Code looks okay, so it might be just the full volume that is in the way

Jörg


On Tue, Sep 9, 2014 at 8:44 PM, Joshua P <jpetersen...@gmail.com> wrote:

> This is the code I've been using to index:
>
> I'm going to try to fix the running out of space issue and then try
> slimming down settings. Thank you.
>
> public class Indexer {
>
>     private static final Logger logger = LogManager.getLogger(
> "ESBulkUploader");
>
>     public static void main(String[] args) throws IOException,
> NoSuchFieldException {
>
>         DBConnection dbConn = new DBConnection("");
>
>         String query = "SELECT TOP 300000 * FROM vw_PropertyGeneralInfo
> WHERE Country_id = 1 ORDER BY Property_id DESC";
>
>         System.out.println("getting data");
>         List<PropertyGeneralInfoRow> pgiTable =  dbConn.

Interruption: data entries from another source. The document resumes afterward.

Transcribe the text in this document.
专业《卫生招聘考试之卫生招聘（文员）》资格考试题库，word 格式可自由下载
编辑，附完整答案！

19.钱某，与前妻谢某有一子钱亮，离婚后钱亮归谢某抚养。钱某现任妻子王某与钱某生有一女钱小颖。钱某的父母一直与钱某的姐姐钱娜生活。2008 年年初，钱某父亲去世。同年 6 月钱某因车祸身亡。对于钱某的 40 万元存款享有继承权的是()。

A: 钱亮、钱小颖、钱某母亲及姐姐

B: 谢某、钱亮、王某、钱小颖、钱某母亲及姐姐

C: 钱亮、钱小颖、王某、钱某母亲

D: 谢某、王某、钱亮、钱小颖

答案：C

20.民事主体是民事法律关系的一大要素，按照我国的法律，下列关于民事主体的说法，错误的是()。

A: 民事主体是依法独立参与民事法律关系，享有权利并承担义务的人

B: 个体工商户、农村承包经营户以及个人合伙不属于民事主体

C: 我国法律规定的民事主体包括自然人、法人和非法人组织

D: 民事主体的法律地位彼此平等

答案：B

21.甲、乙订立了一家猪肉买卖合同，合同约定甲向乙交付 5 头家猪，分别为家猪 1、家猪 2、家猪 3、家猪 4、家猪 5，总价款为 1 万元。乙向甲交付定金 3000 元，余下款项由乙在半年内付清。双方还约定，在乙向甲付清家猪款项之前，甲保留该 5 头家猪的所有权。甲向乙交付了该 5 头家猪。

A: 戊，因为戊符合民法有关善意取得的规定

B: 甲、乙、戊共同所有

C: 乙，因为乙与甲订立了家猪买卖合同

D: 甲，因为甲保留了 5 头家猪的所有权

> ExecuteQueryWithoutParameters(query);
>         System.out.println("got data");
>
>         ObjectMapper mapper = new ObjectMapper();
>
>         Settings settings = ImmutableSettings.settingsBuilder().put("

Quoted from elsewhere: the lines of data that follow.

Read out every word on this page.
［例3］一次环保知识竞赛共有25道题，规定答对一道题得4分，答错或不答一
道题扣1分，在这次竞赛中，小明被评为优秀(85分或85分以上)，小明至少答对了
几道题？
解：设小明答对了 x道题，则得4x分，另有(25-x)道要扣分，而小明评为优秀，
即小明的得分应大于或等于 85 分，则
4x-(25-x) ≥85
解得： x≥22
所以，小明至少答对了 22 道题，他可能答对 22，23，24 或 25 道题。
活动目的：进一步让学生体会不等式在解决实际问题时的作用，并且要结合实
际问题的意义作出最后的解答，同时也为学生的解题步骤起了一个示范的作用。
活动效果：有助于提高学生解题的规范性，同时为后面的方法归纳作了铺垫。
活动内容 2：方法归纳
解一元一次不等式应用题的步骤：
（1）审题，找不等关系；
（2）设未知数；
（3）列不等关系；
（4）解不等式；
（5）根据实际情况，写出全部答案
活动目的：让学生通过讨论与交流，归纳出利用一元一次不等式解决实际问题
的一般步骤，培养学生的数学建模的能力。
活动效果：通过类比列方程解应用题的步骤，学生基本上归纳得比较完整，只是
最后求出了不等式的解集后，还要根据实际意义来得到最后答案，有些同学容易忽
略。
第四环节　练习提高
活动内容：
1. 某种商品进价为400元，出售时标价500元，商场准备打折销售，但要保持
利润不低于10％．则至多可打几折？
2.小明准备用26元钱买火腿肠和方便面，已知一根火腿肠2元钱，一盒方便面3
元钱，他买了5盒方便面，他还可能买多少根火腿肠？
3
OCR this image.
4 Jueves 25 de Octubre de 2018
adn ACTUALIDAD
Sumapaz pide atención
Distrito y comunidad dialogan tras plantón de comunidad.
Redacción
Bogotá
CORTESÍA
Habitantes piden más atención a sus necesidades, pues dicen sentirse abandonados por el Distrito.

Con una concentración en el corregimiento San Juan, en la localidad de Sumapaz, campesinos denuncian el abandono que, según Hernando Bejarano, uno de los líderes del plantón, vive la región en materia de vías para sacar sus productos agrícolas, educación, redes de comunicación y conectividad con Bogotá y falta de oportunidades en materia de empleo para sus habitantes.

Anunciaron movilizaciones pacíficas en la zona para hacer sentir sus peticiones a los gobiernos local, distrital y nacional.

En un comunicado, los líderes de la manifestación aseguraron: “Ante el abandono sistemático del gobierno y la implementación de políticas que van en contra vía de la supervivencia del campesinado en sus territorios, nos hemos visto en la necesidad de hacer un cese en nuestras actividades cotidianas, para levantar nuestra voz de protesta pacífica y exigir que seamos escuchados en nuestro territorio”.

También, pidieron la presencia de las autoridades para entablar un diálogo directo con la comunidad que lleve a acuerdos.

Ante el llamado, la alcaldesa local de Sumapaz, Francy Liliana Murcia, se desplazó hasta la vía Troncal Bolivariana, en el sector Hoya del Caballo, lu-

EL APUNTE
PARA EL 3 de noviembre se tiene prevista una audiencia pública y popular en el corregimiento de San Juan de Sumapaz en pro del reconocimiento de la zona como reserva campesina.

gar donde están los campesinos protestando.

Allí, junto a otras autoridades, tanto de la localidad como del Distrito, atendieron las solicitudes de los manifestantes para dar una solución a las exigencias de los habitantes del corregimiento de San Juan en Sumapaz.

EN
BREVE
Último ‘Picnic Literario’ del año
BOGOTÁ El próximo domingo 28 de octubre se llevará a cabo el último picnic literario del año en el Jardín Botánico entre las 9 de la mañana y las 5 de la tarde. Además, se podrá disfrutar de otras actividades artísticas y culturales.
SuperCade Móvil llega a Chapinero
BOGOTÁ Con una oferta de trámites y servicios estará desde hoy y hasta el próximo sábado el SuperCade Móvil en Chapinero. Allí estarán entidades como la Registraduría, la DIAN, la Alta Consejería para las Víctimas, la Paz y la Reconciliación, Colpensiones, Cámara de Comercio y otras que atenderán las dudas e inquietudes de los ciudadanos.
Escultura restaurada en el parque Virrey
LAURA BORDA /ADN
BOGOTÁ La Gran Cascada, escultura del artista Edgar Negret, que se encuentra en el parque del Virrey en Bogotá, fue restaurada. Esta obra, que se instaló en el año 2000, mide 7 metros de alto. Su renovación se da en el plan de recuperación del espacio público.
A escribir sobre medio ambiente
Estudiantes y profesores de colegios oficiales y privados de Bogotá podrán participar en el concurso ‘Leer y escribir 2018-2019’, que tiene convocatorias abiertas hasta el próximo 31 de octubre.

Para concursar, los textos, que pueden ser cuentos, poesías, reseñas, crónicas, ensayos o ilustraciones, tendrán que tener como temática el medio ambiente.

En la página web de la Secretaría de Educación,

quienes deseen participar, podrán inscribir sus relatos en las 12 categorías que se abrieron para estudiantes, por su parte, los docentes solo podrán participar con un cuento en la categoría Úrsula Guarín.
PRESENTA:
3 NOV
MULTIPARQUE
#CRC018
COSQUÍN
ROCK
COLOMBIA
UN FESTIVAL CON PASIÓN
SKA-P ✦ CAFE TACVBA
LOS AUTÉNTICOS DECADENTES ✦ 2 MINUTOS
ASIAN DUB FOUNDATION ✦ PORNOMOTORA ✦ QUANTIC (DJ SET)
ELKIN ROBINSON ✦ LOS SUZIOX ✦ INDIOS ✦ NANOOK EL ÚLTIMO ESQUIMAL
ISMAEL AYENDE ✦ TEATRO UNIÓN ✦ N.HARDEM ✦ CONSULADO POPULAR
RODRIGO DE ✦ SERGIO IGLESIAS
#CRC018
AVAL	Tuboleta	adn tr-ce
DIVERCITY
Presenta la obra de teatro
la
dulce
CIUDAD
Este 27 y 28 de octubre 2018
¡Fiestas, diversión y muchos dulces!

> cluster.name", "property_transaction_data").build();
>
>         Client client = new TransportClient(settings).addTransportAddress(
> new InetSocketTransportAddress("192.168.133.131", 9300));
>
>         BulkProcessor bulkProcessor = BulkProcessor.builder(client, new
> BulkProcessor.Listener() {
>             @Override
>             public void beforeBulk(long executionId, BulkRequest request)
> {
>                 System.out.println("About to index " + request.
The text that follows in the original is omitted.